Come Holy Thursday, Grace, then 2.5-year old Jandy and I, plus our E. Ganzon, Inc. friends Alex D. Guda and Mel Miranda decided to go  on a day tour to the controversial, half-finished Palace in the Sky.   Located 8 kms. east of the Tagaytay City rotunda, on the 710-m. high Mt. Gonzales  (or Mt. Sungay), the former “Palace” was a multi-million exercise in extravagance started in 1981 by the late former Pres. Ferdinand E. Marcos for the 1983 state visit of then U.S. Pres. Ronald Reagan.  The state visit unfortunately (or is it fortunately?) never pushed through after the August 21, 1983 assassination of Benigno “Ninoy” Aquino Jr..  Marcos was deposed by the People Power Revolution of February 1986 and it was left unfinished and abandoned. 

Palace in the Sky

Upon our arrival, Alex, Grace, Jandy and I hiked along the asphalt road going all the way to the top but Mel took the more easygoing horseback ride. Even in its unfinished state, it was quite “palatial,” a true symbol of greed and indifference.  Also called the “Malacanang of Tagaytay” and “Bahay ni Imelda,” the pyramid-shaped villa had a huge kidney-shaped swimming pool and a tall radio antenna.

Hiking our way up the asphalt road

There was no one about, it being a holiday, but inside the palace were signs of new construction going on.  I even noticed, and was baffled, by a blueprint plan for a “torture chamber.”  A mystery indeed!  From the view deck we experienced the sweet, fresh and invigorating air of the city and admired the marvelous 360 degree view of 4 bodies of water (Taal Lake, Laguna de Bay, Balayan Bay and Manila Bay) and landward views of Metro Manila, Batangas, Rizal, Cavite, Quezon and even Mindoro, a spectacle initially meant for a chosen few.

AUTHOR’S NOTES

Nine month after our visit, the “Palace” hugged some of headlines when rebel soldiers took over the villa’s radio antenna during the failed December coup de etat.  In 1990, the mystery of the “torture chamber” was unveiled when the movie Delta Force 2:  The Columbian Connection, starring Chuck Norris, as a U.S. commando leader, and Billy Drago, as a Colombian drug lord, was shown in local cinemas.  The “Palace” turned out to be the drug lord’s seemingly impenetrable mansion and the “torture chamber,” his private viewing gallery where U.S. DEA agents were smothered to death by poison gas.  Some mystery!

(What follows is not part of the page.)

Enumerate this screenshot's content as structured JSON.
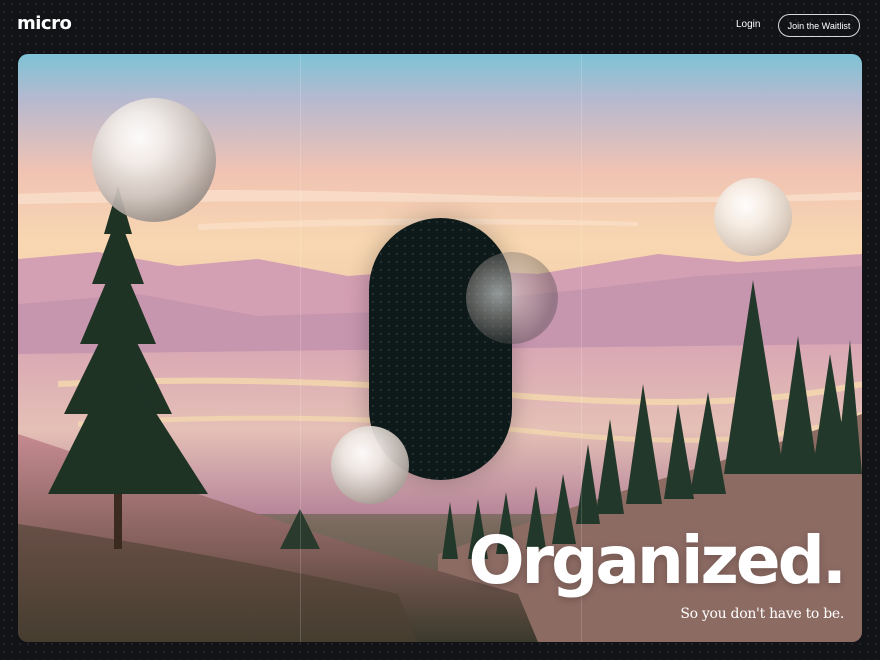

On January 14, 1996, the “Palace” was ordered rehabilitated and refurbished into a 4,516-hectare resort by then Pres. Fidel V. Ramos.  Since then, it has been democratically renamed as the People’s Park in the Sky and is now enjoyed by poor and ordinary citizens.  Today, it has a lower ground restaurant, bar, 200-person open-air amphitheater (where free cultural and musical shows are held, Saturday and Sundays), view deck, native picnic huts and tables, wishing well (toss a coin and make a wish), fishing lagoon (the former swimming pool), art gallery, a grotto with 25-foot statue of the Sacred Heart of Jesus and Our Lady of Fair Love, 150-person second floor seminar room (Centennial Room), second floor museum, lower ground tourism office, souvenir shops and a giant replica of the pineapple.

Today, the park has again fallen into neglect.  The fishing lagoon is now filled up into a garden, graffiti is everywhere and the premises are dirty.  Only the views remain spectacular.

People’s Park in the Sky: Brgy. Dapdap West and Dapdap East, Tagaytay City, Cavite.  Admission: PhP15.